FHA – Federal Housing Administration, a federal agency established in 1934 under the National Housing Act to encourage and promote improvement in housing standards.

Homestead – Tract of land that is owned by a family and is occupied as the family home or primary residence.

HUD – United States Department of Housing and Urban Development is a federal cabinet department that oversees programs in urban renewal, public housing, FHA-subsidy programs and rehabilitation loans.

Interest – Amount of money a lender charges you to borrow money to buy a home. The interest represents a percentage of your total loan and is paid over time.

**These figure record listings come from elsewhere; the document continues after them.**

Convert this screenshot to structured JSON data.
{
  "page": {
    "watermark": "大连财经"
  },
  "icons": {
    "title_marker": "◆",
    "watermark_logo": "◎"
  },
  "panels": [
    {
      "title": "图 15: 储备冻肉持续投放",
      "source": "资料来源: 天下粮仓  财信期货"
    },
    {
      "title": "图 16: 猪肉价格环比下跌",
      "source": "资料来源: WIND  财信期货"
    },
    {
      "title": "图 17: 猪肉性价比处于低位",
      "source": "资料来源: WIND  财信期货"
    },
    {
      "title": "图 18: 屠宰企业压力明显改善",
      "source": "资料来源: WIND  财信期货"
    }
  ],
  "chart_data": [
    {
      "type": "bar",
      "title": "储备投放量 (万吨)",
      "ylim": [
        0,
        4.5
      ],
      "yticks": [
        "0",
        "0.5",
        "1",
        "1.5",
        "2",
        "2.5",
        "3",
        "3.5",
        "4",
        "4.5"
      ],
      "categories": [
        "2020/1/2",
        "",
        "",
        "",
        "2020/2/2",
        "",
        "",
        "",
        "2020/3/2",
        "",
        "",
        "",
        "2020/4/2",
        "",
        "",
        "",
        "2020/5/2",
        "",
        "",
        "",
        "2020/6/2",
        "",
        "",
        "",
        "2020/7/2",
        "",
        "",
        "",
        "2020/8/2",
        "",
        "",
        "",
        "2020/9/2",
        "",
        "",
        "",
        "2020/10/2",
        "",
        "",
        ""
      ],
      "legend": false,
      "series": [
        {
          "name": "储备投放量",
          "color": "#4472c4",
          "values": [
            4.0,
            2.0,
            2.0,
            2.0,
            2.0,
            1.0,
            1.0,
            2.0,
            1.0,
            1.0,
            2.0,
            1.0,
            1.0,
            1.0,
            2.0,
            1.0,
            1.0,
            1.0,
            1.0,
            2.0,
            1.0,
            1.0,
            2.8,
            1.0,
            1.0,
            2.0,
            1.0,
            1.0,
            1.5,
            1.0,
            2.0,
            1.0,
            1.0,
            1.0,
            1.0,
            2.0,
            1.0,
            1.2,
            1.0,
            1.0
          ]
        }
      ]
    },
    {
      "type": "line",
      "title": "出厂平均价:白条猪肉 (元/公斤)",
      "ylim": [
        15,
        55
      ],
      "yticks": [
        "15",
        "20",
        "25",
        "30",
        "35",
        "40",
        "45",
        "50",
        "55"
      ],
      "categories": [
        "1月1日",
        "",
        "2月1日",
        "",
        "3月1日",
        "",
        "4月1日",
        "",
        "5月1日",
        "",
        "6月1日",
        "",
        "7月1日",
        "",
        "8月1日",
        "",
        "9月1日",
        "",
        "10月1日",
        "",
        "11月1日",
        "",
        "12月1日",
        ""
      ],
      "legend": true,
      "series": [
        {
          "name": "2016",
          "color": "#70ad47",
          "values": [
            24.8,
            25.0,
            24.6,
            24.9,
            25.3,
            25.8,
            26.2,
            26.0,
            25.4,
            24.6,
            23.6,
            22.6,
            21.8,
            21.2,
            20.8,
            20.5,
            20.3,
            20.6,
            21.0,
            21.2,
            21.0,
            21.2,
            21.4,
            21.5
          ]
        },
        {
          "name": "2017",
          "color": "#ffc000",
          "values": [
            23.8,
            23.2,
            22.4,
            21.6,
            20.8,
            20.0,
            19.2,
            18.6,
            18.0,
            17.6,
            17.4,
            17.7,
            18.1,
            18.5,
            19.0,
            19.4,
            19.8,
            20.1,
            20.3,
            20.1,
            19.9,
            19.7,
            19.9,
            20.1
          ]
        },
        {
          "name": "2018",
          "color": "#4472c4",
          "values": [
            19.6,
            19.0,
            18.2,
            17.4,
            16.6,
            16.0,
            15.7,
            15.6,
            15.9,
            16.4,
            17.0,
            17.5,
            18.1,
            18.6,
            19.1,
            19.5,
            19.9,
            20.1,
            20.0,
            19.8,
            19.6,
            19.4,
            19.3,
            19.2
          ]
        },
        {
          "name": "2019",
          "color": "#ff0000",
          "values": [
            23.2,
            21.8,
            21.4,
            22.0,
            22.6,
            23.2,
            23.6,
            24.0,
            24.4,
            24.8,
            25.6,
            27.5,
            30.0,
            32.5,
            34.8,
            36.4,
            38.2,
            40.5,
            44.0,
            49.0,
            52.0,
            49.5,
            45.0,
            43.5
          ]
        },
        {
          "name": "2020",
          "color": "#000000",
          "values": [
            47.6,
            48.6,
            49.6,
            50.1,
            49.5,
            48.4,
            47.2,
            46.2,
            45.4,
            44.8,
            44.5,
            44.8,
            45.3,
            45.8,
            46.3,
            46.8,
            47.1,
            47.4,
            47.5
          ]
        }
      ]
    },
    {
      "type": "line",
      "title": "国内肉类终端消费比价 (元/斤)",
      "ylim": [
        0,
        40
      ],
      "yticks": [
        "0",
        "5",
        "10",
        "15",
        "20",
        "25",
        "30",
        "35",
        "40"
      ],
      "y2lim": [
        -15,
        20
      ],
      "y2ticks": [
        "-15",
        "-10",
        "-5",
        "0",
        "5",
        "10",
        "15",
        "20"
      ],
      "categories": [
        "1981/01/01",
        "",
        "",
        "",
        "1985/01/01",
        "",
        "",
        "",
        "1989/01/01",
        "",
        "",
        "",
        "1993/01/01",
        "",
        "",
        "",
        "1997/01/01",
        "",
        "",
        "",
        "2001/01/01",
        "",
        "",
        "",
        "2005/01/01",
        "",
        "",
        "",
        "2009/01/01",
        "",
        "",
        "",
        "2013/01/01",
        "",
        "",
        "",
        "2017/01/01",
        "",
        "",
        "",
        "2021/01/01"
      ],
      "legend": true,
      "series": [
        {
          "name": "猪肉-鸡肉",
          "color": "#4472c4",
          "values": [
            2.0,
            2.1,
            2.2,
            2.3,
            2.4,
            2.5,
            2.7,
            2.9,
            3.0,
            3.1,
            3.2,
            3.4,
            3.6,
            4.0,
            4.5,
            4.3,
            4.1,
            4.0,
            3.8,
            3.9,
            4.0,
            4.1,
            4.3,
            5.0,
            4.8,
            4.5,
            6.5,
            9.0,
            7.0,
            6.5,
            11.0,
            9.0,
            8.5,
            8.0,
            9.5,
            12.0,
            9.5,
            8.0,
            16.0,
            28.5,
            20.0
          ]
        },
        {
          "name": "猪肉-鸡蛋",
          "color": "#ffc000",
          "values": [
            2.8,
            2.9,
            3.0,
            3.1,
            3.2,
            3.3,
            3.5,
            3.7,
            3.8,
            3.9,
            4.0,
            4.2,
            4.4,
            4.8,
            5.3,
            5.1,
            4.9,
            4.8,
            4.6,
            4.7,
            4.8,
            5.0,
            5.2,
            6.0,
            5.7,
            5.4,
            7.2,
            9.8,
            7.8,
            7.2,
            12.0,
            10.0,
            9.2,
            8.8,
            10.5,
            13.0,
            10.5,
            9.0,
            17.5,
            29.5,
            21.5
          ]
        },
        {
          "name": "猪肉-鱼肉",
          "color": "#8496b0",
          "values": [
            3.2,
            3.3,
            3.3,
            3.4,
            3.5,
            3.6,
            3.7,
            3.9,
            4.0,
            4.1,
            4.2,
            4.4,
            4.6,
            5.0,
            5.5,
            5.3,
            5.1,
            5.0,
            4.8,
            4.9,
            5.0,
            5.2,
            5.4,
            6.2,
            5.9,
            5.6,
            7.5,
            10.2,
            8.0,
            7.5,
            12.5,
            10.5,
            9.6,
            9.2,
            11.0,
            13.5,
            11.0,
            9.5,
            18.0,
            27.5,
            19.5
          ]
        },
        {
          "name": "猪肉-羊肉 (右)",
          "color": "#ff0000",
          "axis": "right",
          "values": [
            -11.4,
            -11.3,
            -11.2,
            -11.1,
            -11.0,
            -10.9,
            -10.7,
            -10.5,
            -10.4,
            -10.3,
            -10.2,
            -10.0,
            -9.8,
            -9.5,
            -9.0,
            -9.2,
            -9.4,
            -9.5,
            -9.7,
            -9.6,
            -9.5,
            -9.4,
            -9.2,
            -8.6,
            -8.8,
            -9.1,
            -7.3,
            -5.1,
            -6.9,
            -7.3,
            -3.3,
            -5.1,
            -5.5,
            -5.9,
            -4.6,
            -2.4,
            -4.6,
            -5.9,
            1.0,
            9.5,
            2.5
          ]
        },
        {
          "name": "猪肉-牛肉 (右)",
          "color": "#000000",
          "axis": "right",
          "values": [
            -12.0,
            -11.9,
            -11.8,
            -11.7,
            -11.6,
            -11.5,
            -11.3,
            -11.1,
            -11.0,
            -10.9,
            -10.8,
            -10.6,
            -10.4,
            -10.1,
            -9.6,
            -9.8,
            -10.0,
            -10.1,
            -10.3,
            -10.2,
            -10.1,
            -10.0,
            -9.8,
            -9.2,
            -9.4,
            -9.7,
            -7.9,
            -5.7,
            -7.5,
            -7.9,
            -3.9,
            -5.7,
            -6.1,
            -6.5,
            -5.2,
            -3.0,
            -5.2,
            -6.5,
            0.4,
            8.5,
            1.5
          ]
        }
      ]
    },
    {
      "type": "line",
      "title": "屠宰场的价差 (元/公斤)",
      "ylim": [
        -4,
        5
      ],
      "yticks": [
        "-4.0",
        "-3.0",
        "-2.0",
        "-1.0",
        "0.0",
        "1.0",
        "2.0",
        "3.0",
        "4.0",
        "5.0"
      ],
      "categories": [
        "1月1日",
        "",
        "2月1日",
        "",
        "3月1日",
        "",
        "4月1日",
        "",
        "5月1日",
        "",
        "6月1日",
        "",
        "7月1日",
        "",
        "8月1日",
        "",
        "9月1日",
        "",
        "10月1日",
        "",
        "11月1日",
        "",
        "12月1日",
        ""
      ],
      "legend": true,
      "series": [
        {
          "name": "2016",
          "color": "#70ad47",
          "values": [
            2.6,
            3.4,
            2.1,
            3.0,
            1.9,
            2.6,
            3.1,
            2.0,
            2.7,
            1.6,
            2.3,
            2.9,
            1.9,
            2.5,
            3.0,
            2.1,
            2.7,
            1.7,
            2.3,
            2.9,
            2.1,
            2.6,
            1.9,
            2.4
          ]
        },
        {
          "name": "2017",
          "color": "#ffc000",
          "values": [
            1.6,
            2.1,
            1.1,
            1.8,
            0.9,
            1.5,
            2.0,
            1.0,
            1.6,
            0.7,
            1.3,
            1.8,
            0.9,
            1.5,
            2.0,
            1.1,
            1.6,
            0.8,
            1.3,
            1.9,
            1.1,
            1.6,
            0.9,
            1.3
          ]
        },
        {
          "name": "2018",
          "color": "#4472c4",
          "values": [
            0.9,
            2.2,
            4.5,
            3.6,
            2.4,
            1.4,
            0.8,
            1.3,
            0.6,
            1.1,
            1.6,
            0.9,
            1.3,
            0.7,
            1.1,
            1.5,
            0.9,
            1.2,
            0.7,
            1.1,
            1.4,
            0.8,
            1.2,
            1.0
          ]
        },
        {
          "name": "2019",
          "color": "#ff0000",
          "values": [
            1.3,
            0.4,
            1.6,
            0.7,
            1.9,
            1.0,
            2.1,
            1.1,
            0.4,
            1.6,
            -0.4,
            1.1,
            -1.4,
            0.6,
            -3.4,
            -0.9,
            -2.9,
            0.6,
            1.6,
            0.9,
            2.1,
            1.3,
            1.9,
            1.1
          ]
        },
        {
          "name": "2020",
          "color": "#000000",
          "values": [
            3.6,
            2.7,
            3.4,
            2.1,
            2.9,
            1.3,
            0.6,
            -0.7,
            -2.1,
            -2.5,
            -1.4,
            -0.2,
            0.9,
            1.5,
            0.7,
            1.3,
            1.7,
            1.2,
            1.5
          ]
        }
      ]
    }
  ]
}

Loan application – Formal document you fill out when you approach a lender to borrow money to buy a home

Mortgage – Legal document outlining your responsibilities as a borrower, including the amount of the loan you’ve taken and the details and schedule of your repayment

Mortgage insurance – Policy the homeowner must buy to insure the lender in case the homeowner defaults on the loan. Mortgage insurance is not required with loans where there is equity of more than 20 percent in the property.

Pre-approval – This step means that you are approved by the lender for a certain loan amount. You may want to consider pre-approval before selecting your home, as this will make your closing faster.

Prepaids – Many lenders require the buyer to prepay several months’ worth of property taxes and insurance at closing.

Prequalification – Way to determine the likelihood that you will qualify for a home loan worth a certain amount of money. Pre-qualification precedes pre-approval.

Principal – Amount of your loan not including interest.